Let’s look at scenario 1, where he’s putting down a down payment of only 5%. A 5% down payment on $100,000 means he’s putting $5,000 down. Therefore his mortgage will be for $95,000 (again, assuming he pays a CMHC premium in cash). Now assuming a 3% interest rate and 25-year amortization, his payment would be $449.58. Remember that number.
Now, scenario 1. A 10% down payment made up of his own 5% plus the 5% interest rate equity loan under the FTHMI program. Again, he has a 5% down payment, which is $5,000 and the government is also lending him $5,000 interest free. Therefore, his total down payment would be $10,000. This means his mortgage will be for $90,000 (again, assuming he pays a CMHC premium in cash). Assuming a 3% interest rate and 25-year amortization as we did before, his payment would be $425.92.
So under the shared equity mortgage, Paul’s monthly payment would be reduced by $23.66. As you can imagine, the payment difference becomes much larger when we talk about bigger, more realistic, mortgages. Sounds great so far, right? Especially if Paul wouldn’t have been able to buy the home at all without the help offered by the program. But there is a downside that buyers need to carefully consider. The government loan is interest free, which is awesome, but at what cost? In exchange for the interest free loan, the government takes an ownership stake in the home (also known as an equity position) and you have to pay the government back its fair share when you sell the home, or in 25 years, whichever comes first. When that happens, it’s based on the fair market value, not what the house was worth when you bought it.
So in our scenario, the government would have taken a 5% equity stake in Paul’s home. Let’s assume that Paul sells his home 20 years later for $200,000. The government has a 5% equity stake. So he would have to repay $10,000 ($200,000 x 5% = $10,000). And you will notice this is twice what he borrowed! The requirements to repay the government could become a real problem for Paul. For example, if he wants to upgrade to a larger home, he’ll likely have to pay thousands in realtor fees and repay the government $10,000 which will obviously reduce the equity that he could apply to his new purchase. Yes, of course the reverse is also true. If the home declines in value, the government would get less than it loaned, but it’s highly unlikely that home prices will fall over the long-term.
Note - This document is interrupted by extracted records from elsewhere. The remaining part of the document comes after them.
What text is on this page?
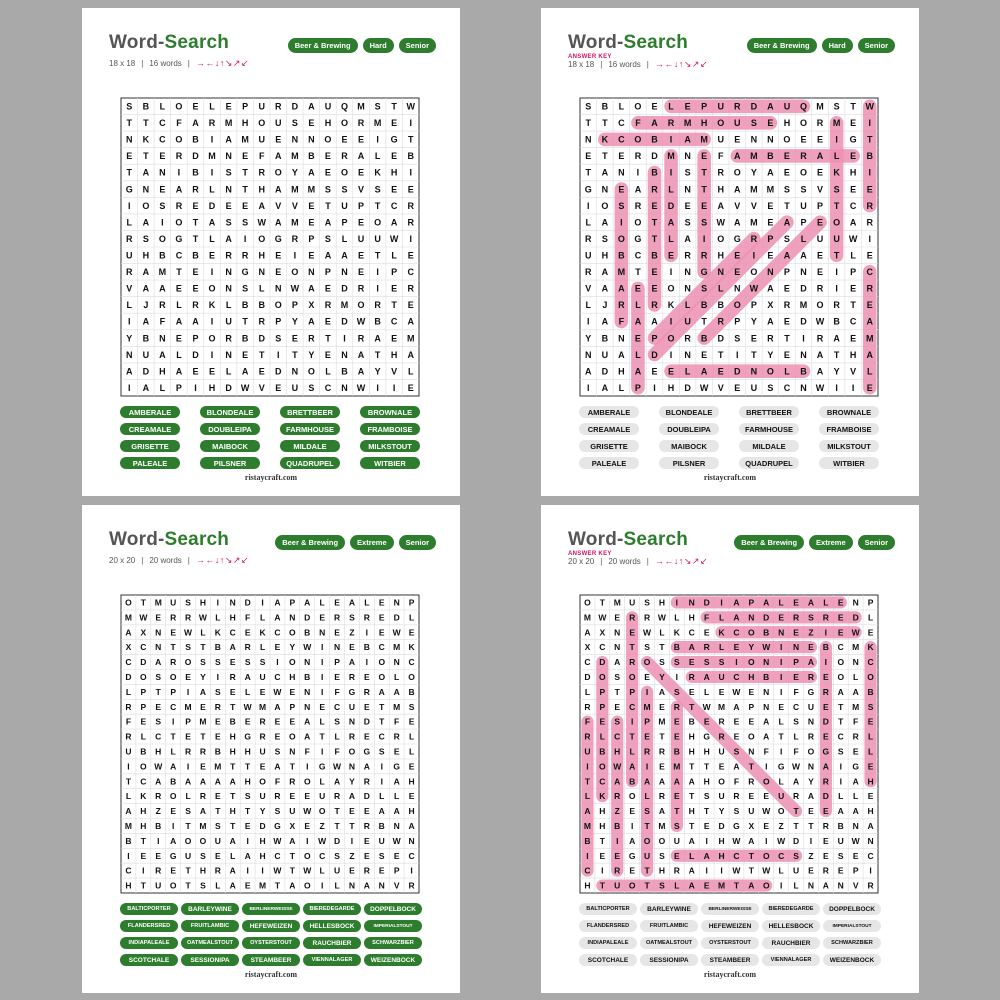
Word-Search
18 x 18 | 16 words | →←↓↑↘↗↙
Beer & Brewing	Hard	Senior
S B L O E L E P U R D A U Q M S T W
T T C F A R M H O U S E H O R M E I
N K C O B I A M U E N N O E E I G T
E T E R D M N E F A M B E R A L E B
T A N I B I S T R O Y A E O E K H I
G N E A R L N T H A M M S S V S E E
I O S R E D E E A V V E T U P T C R
L A I O T A S S W A M E A P E O A R
R S O G T L A I O G R P S L U U W I
U H B C B E R R H E I E A A E T L E
R A M T E I N G N E O N P N E I P C
V A A E E O N S L N W A E D R I E R
L J R L R K L B B O P X R M O R T E
I A F A A I U T R P Y A E D W B C A
Y B N E P O R B D S E R T I R A E M
N U A L D I N E T I T Y E N A T H A
A D H A E E L A E D N O L B A Y V L
I A L P I H D W V E U S C N W I I E
AMBERALE	BLONDEALE	BRETTBEER	BROWNALE
CREAMALE	DOUBLEIPA	FARMHOUSE	FRAMBOISE
GRISETTE	MAIBOCK	MILDALE	MILKSTOUT
PALEALE	PILSNER	QUADRUPEL	WITBIER
ristaycraft.com
Word-Search
ANSWER KEY
18 x 18 | 16 words | →←↓↑↘↗↙
Beer & Brewing	Hard	Senior
S B L O E L E P U R D A U Q M S T W
T T C F A R M H O U S E H O R M E I
N K C O B I A M U E N N O E E I G T
E T E R D M N E F A M B E R A L E B
T A N I B I S T R O Y A E O E K H I
G N E A R L N T H A M M S S V S E E
I O S R E D E E A V V E T U P T C R
L A I O T A S S W A M E A P E O A R
R S O G T L A I O G R P S L U U W I
U H B C B E R R H E I E A A E T L E
R A M T E I N G N E O N P N E I P C
V A A E E O N S L N W A E D R I E R
L J R L R K L B B O P X R M O R T E
I A F A A I U T R P Y A E D W B C A
Y B N E P O R B D S E R T I R A E M
N U A L D I N E T I T Y E N A T H A
A D H A E E L A E D N O L B A Y V L
I A L P I H D W V E U S C N W I I E
AMBERALE	BLONDEALE	BRETTBEER	BROWNALE
CREAMALE	DOUBLEIPA	FARMHOUSE	FRAMBOISE
GRISETTE	MAIBOCK	MILDALE	MILKSTOUT
PALEALE	PILSNER	QUADRUPEL	WITBIER
ristaycraft.com
Word-Search
20 x 20 | 20 words | →←↓↑↘↗↙
Beer & Brewing	Extreme	Senior
O T M U S H I N D I A P A L E A L E N P
M W E R R W L H F L A N D E R S R E D L
A X N E W L K C E K C O B N E Z I E W E
X C N T S T B A R L E Y W I N E B C M K
C D A R O S S E S S I O N I P A I O N C
D O S O E Y I R A U C H B I E R E O L O
L P T P I A S E L E W E N I F G R A A B
R P E C M E R T W M A P N E C U E T M S
F E S I P M E B E R E E A L S N D T F E
R L C T E T E H G R E O A T L R E C R L
U B H L R R B H H U S N F I F O G S E L
I O W A I E M T T E A T I G W N A I G E
T C A B A A A A H O F R O L A Y R I A H
L K R O L R E T S U R E E U R A D L L E
A H Z E S A T H T Y S U W O T E E A A H
M H B I T M S T E D G X E Z T T R B N A
B T I A O O U A I H W A I W D I E U W N
I E E G U S E L A H C T O C S Z E S E C
C I R E T H R A I I W T W L U E R E P I
H T U O T S L A E M T A O I L N A N V R
BALTICPORTER	BARLEYWINE	BERLINERWEISSE	BIEREDEGARDE	DOPPELBOCK
FLANDERSRED	FRUITLAMBIC	HEFEWEIZEN	HELLESBOCK	IMPERIALSTOUT
INDIAPALEALE	OATMEALSTOUT	OYSTERSTOUT	RAUCHBIER	SCHWARZBIER
SCOTCHALE	SESSIONIPA	STEAMBEER	VIENNALAGER	WEIZENBOCK
ristaycraft.com
Word-Search
ANSWER KEY
20 x 20 | 20 words | →←↓↑↘↗↙
Beer & Brewing	Extreme	Senior
O T M U S H I N D I A P A L E A L E N P
M W E R R W L H F L A N D E R S R E D L
A X N E W L K C E K C O B N E Z I E W E
X C N T S T B A R L E Y W I N E B C M K
C D A R O S S E S S I O N I P A I O N C
D O S O E Y I R A U C H B I E R E O L O
L P T P I A S E L E W E N I F G R A A B
R P E C M E R T W M A P N E C U E T M S
F E S I P M E B E R E E A L S N D T F E
R L C T E T E H G R E O A T L R E C R L
U B H L R R B H H U S N F I F O G S E L
I O W A I E M T T E A T I G W N A I G E
T C A B A A A A H O F R O L A Y R I A H
L K R O L R E T S U R E E U R A D L L E
A H Z E S A T H T Y S U W O T E E A A H
M H B I T M S T E D G X E Z T T R B N A
B T I A O O U A I H W A I W D I E U W N
I E E G U S E L A H C T O C S Z E S E C
C I R E T H R A I I W T W L U E R E P I
H T U O T S L A E M T A O I L N A N V R
BALTICPORTER	BARLEYWINE	BERLINERWEISSE	BIEREDEGARDE	DOPPELBOCK
FLANDERSRED	FRUITLAMBIC	HEFEWEIZEN	HELLESBOCK	IMPERIALSTOUT
INDIAPALEALE	OATMEALSTOUT	OYSTERSTOUT	RAUCHBIER	SCHWARZBIER
SCOTCHALE	SESSIONIPA	STEAMBEER	VIENNALAGER	WEIZENBOCK
ristaycraft.com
Finally, I want to remind you, this program is not available to everyone. Keep in mind, its purpose is to help someone get into the housing market. Therefore, to participate, the buyer must qualify as a first-time home-buyer and have a minimum of 5% down from their own resources. The government will then loan up to 5% for purchases of a resale home or 10% for new construction. Take note of one more thing – this results in a first mortgage with the primary lender and a second mortgage with the government, both of which are registered against the property. This could increase the home buyer’s legal fees upon closing.